4-Türkiye’nin AB’ne üye olması, AB devletlerine ve halklarına ekstra bir avantaj sağlamıyor. Türkiye’den elde edeceği ekonomik avantajlarını da Gümrük Birliği Anlaşması ile elde etmiş durumda. O halde AB yukarıda belirtilen dezavantajlara rağmen Türkiye’yi niçin üyeliğe kabul etsin!

Buna rağmen AB, Türkiye’den vazgeçmez. Türkiye’nin startejik önemini göz ardı etmez. Aynı zamanda Türkiye’yi Orta Asya ilişkilerinde bir atlama tahtası olarak gördüğü gibi Orta-Doğu’dan gelecek muhtemel İslâmi tehdide karşı da tampon bölge olarak görmektedir.

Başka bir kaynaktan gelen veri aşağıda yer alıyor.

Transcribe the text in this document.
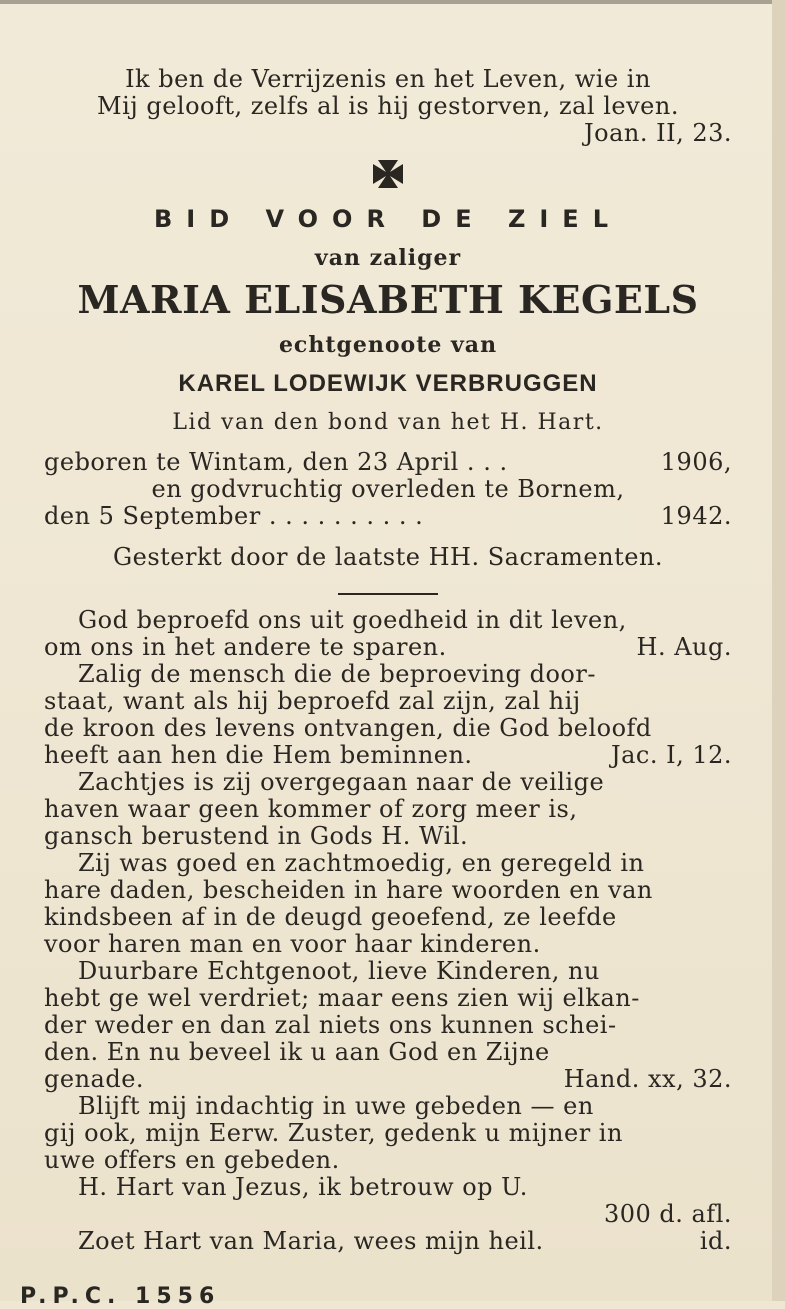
Ik ben de Verrijzenis en het Leven, wie in
Mij gelooft, zelfs al is hij gestorven, zal leven.
Joan. II, 23.
BID VOOR DE ZIEL
van zaliger
MARIA ELISABETH KEGELS
echtgenoote van
KAREL LODEWIJK VERBRUGGEN
Lid van den bond van het H. Hart.
geboren te Wintam, den 23 April . . .	1906,
en godvruchtig overleden te Bornem,
den 5 September . . . . . . . . . .	1942.
Gesterkt door de laatste HH. Sacramenten.
God beproefd ons uit goedheid in dit leven,
om ons in het andere te sparen.	H. Aug.
Zalig de mensch die de beproeving door-
staat, want als hij beproefd zal zijn, zal hij
de kroon des levens ontvangen, die God beloofd
heeft aan hen die Hem beminnen.	Jac. I, 12.
Zachtjes is zij overgegaan naar de veilige
haven waar geen kommer of zorg meer is,
gansch berustend in Gods H. Wil.
Zij was goed en zachtmoedig, en geregeld in
hare daden, bescheiden in hare woorden en van
kindsbeen af in de deugd geoefend, ze leefde
voor haren man en voor haar kinderen.
Duurbare Echtgenoot, lieve Kinderen, nu
hebt ge wel verdriet; maar eens zien wij elkan-
der weder en dan zal niets ons kunnen schei-
den. En nu beveel ik u aan God en Zijne
genade.	Hand. xx, 32.
Blijft mij indachtig in uwe gebeden — en
gij ook, mijn Eerw. Zuster, gedenk u mijner in
uwe offers en gebeden.
H. Hart van Jezus, ik betrouw op U.
300 d. afl.
Zoet Hart van Maria, wees mijn heil.	id.
P.P.C. 1556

Bunun için Türkiye ile özel ilişki stratejisini sürdürecektir.

- T.C.-ABD ilişkileri

Avrupa Birliğinden olumsuz cevap aldıktan sonra ABD’ye giden T.C. Başbakanı Mesut Yılmaz ABD Devletbaşkanı Clinton’u ziyareti esnasında Clinton ona “Her sabah haritaya baktığımda Türkiye’nin öneminin büyüklüğünü görüyorum” demiş. Eski ABD Devletbaşkanı danışmanlarından ve devlet adamlarından Brezinski de son çıkan kitabında, “Avrasya’ya hakim olan dünyaya hakim olur”, “Bu bağlamda ABD açısından Türkiye’nin önemi büyüktür” demektedir.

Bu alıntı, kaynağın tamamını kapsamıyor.